Letters: Neither party has health care solution
I would like to respond to Congressman Bill Cassidy’s letter to the editor dated Sept. 11, endorsing the Romney/Ryan Medicare plan.
A meaningful analysis of the health care debate must start with this fundamental inquiry: Are all Americans entitled to access to quality affordable health care?
If the answer is yes, then the discussion necessarily shifts to determining how do we make it affordable.
Despite each of the major parties’ attempts to differentiate themselves, the health care plans offered up by Obama and Romney/Ryan have the shared feature that both will eventually bankrupt America due to their failure to meaningfully address the ever-escalating costs associated with health care.
The fact is that health care costs have increased faster than the economy as a whole for 31 of the past 40 years.
A recent report by the Institute of Medicine found that 30 cents of every health care dollar is wasted in the form of unnecessary services, inefficient delivery of care, excessive administrative costs, inflated prices, prevention failures, and fraud.
The result: $750 billion wasted health care dollars each year.
This number is staggering when you consider that the amount of waste in the heath care industry is greater than the total Department of Defense annual budget!
This annual waste in the health care industry is greater than the 10 years of savings promised under the Obama or Romney/Ryan plans.
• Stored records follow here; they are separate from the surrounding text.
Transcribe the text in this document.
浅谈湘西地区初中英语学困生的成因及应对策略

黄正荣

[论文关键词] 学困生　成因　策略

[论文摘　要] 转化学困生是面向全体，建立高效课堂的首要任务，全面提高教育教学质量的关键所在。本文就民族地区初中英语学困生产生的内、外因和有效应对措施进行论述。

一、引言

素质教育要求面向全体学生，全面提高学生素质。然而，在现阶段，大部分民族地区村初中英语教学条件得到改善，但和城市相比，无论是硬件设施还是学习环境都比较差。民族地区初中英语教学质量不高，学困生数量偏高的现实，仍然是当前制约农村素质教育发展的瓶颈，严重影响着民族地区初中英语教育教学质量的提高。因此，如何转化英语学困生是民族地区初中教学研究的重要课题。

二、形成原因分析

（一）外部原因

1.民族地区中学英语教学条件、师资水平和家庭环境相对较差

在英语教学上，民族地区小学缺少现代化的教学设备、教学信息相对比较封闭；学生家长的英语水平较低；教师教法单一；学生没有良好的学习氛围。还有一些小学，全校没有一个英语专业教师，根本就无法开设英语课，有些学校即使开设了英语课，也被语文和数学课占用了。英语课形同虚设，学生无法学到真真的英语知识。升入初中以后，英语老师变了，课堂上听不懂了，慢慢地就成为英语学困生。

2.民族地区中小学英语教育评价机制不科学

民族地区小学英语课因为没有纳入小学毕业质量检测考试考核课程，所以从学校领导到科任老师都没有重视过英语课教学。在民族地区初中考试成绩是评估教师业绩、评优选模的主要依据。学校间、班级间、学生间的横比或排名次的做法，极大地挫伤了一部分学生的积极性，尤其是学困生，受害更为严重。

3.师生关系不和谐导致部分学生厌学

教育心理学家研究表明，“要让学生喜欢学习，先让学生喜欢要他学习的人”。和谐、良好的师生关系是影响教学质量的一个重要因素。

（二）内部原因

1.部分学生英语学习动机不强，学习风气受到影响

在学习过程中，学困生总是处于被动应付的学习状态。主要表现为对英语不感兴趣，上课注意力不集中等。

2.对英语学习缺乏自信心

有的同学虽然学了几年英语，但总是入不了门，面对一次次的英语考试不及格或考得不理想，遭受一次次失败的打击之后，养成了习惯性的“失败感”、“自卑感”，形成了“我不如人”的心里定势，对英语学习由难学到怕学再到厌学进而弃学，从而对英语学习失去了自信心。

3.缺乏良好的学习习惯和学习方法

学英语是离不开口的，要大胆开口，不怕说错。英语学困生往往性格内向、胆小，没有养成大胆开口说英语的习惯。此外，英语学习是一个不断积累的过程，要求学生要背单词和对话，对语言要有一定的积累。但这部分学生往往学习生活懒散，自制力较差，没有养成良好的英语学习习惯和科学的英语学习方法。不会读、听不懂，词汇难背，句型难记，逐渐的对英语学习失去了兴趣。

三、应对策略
Clearly, these escalating costs will not be reversed without clear-eyed serious reform.
To solve these problems is going to require a move away from fee-for-services reimbursement schemes, greater patient involvement in health care decisions, increased transparency in costs and outcomes and more cooperation between the health care providers by the enhanced use of modern technologies.
For more information, I invite the readers to visit the National Academies’ website (national-academies.org). I ask everyone to avoid getting caught up in the idea that the solution lies in either of the current proposals offered by the Republicans or Democrats.
It is going to require a paradigm shift in the way the health care industry conducts its business.